The trust disputed that Kenny Industries is entitled to a set-off, and argues that the merger doctrine bars Kenny Industries from doing so. The merger doctrine states that once a party obtains a judgment based upon a contract, the contract is entirely merged into the judgment. Therefore, the trust contends that “the SPA [and its set-off provision can] no longer be invoked as a defense to Industries’ enforcement of the Trust’s Judgment.” Kenny Industries did not attempt to attack the underlying judgment rather sought to enforce its contractual right of set-off against “any payment” due to the trust under the SPA. The merger doctrine is inapplicable.

Kenny Industries may exercise its right to set-off pursuant to the SPA if the assignment created a debt owed by Gerard to Kenny Industries. An assignment operates to transfer to the assignee all the right, title, or interest of the assignor in the thing assigned.

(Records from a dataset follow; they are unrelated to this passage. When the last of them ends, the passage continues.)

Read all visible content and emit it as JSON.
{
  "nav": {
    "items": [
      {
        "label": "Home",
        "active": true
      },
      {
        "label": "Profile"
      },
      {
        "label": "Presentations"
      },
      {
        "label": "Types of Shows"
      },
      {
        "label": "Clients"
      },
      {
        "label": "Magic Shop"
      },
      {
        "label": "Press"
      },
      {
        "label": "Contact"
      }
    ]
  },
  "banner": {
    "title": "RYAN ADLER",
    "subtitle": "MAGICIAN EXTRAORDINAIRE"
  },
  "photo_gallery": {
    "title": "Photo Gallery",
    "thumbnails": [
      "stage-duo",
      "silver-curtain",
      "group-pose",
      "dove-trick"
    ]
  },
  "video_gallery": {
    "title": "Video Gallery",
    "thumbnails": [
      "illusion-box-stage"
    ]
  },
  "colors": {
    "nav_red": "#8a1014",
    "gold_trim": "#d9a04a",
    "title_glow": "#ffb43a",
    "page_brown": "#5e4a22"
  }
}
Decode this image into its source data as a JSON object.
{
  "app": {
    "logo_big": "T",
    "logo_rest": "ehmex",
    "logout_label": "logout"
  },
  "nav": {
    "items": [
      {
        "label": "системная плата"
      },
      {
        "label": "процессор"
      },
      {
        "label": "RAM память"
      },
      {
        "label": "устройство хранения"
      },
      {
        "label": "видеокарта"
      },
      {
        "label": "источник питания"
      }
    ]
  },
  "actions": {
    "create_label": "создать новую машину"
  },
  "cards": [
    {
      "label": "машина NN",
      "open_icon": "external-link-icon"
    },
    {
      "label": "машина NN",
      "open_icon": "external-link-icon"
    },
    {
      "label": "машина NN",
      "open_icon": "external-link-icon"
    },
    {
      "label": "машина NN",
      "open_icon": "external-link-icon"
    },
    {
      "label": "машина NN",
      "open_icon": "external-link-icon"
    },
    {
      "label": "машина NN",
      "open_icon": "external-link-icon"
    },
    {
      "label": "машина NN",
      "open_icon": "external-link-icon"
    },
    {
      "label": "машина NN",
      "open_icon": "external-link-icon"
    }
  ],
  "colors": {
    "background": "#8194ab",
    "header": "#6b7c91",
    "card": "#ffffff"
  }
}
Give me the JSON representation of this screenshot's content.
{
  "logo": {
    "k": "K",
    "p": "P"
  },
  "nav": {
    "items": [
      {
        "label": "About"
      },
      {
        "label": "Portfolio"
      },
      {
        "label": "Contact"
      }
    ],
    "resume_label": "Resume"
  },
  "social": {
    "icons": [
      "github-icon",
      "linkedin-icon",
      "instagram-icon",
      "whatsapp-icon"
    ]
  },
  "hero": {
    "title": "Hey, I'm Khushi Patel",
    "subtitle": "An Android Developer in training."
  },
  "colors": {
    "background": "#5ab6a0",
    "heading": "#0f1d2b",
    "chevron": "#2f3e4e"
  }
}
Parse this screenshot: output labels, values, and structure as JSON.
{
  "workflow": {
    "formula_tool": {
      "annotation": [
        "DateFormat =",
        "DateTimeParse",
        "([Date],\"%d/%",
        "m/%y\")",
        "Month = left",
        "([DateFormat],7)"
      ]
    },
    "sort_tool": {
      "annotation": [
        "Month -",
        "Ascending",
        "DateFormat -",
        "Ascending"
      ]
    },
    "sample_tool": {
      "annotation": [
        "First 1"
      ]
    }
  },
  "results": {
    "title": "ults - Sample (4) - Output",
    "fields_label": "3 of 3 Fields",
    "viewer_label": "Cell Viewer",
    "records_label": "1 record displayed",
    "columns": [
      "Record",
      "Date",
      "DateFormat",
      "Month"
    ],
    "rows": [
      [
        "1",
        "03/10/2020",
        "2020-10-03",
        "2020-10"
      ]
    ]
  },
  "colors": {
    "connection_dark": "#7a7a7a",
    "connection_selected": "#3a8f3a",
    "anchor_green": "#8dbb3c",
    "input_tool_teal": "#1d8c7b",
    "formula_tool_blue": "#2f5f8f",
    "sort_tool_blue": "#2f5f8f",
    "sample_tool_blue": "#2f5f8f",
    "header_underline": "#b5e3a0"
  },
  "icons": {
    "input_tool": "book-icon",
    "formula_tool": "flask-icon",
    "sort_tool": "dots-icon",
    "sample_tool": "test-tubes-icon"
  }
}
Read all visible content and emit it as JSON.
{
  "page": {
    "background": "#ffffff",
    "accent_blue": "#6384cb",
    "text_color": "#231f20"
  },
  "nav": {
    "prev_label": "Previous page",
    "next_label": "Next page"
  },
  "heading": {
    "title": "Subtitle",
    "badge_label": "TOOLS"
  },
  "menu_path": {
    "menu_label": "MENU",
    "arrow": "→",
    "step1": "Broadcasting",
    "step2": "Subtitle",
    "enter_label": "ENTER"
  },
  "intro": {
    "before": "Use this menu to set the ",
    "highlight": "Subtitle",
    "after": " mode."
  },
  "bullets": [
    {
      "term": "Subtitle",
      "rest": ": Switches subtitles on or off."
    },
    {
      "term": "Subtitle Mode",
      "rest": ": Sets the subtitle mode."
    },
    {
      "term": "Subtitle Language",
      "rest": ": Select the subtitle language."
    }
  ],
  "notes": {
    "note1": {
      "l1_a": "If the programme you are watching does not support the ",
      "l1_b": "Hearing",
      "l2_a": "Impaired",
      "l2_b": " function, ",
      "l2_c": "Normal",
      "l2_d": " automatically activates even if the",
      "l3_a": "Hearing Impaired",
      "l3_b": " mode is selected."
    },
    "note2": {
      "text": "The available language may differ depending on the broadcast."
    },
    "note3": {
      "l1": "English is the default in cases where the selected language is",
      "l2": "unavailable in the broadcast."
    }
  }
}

However, the assignee cannot, merely by virtue of the assignment, acquire a greater right or interest than the assignor possessed. It is clear under the SPA, that a debt owed to the Kenny siblings does not qualify as an indebtedness to Kenny Industries that may be set off.  Since the Kenny siblings had no right to set off their 2005 case judgment, they could not properly assign that right to Kenny Industries.

The court held that the arbitrator’s final award addressed all installment payments due under SPA; the merger doctrine did not preclude the holding company from commencing litigation against trust to enforce its contractual right of set-off; and sibling shareholders’ assignment of their judgment to holding company did not create a debt owed to holding company.

Kenny v. Kenny Industries Inc., 976 N.E.2d 1040 (Ill.App. 1st Dist. 2012).